Yeasts are funny little buggers. They have radically different preferences and behaviors. Ultimately, they all nosh on sugars and excrete alcohol, but the ways in which they do this is a wonder to behold. Case in point: the yeast of Brasserie Dupont, makers of saisons. Beginning last week, I began cultivating the dregs from a bottle and simultaneously picked up a batch of Wyeast's version (just to be safe). I brewed my wee saison (1.035 OG), aka "petit saison" aka "grisette" yesterday and got a chance to see the yeast in action. Just to be safe (again) I decided to pitch both yeasts, which by 3pm amounted to a substantial quantity. Still, not substantial enough to account for what came next.
Dupont's yeast is famous for a number of reasons. The brewery ferments its beer at between 85 and 95 degrees fahrenheit--a shocking fact, given that most breweries keep their beer cool (at least 20 degrees colder for similar ale strains) so it will be smooth and clean. And then, famously, the yeast craps out on you. It races along in sweaty fury until the beer is mostly ready, and then activity screeches to a near halt. You have to be patient and let it finish out--and it will finish out, with attenuation rates above 90% (another amazing fact). One theory holds that the strain was originally a wine yeast, but this may be an apocryphal story added later by homebrewers who had to come up with a rationalization about why the heat didn't ruin their beer, why it could still be called yeast and not pack off the women and children in the night.

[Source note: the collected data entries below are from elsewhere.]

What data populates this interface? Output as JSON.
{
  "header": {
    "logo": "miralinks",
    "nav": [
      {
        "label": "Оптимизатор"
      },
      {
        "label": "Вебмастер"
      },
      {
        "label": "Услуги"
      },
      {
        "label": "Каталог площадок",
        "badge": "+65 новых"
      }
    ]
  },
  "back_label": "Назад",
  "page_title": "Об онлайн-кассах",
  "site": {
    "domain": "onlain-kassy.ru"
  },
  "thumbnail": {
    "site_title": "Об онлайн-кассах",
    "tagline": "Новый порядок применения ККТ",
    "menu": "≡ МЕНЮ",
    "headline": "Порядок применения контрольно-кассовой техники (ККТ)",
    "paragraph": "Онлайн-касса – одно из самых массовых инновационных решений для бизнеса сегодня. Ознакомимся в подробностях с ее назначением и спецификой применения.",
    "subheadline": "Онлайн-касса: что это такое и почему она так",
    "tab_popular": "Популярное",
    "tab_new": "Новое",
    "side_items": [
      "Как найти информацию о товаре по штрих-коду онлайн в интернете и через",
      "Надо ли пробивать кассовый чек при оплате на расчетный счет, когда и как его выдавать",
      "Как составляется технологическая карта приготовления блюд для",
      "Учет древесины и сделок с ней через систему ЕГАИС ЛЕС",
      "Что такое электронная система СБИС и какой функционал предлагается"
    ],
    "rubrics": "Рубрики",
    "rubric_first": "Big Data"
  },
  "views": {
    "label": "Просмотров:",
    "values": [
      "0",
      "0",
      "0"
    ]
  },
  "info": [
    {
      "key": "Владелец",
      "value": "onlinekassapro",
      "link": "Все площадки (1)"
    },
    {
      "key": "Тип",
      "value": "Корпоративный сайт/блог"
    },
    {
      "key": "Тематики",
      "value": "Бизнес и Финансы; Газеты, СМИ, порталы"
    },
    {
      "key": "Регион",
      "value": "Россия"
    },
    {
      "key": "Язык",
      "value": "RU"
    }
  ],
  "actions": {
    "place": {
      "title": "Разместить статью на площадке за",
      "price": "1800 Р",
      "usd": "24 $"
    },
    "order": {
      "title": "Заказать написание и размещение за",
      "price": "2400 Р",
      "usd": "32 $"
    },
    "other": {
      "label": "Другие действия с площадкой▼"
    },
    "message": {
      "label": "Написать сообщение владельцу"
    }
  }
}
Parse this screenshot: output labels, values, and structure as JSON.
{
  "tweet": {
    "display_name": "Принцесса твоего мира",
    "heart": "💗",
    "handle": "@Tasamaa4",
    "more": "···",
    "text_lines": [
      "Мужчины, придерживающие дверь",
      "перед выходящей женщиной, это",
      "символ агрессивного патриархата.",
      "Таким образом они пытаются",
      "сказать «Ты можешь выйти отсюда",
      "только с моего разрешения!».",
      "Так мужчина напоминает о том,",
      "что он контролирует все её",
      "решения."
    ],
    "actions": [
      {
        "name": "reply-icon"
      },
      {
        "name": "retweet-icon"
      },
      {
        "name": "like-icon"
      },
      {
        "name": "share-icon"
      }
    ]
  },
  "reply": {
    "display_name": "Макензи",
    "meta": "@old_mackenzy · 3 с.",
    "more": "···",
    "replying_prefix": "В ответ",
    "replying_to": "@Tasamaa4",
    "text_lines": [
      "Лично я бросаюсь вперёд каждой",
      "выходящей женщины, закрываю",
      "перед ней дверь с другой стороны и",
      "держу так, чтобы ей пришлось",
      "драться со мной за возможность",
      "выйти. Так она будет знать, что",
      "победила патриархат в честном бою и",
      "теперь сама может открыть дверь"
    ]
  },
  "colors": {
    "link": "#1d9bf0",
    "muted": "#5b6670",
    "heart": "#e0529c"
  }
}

Still, what unfolded was astonishing to behold. Within four hours I had a heaving two-inches of foam. Yes, heaving--the damn thing looked like it was breathing. I had swaddled my 85-degree beer in a flannel shirt and taken it upstairs, where the house is the warmest, but I didn't expect such vigor so early. I was sort of glad it was a smaller beer, but even still, at 5 am I was up examining it, just to make sure it hadn't gone walkabout on me. A yeast like that, you never know.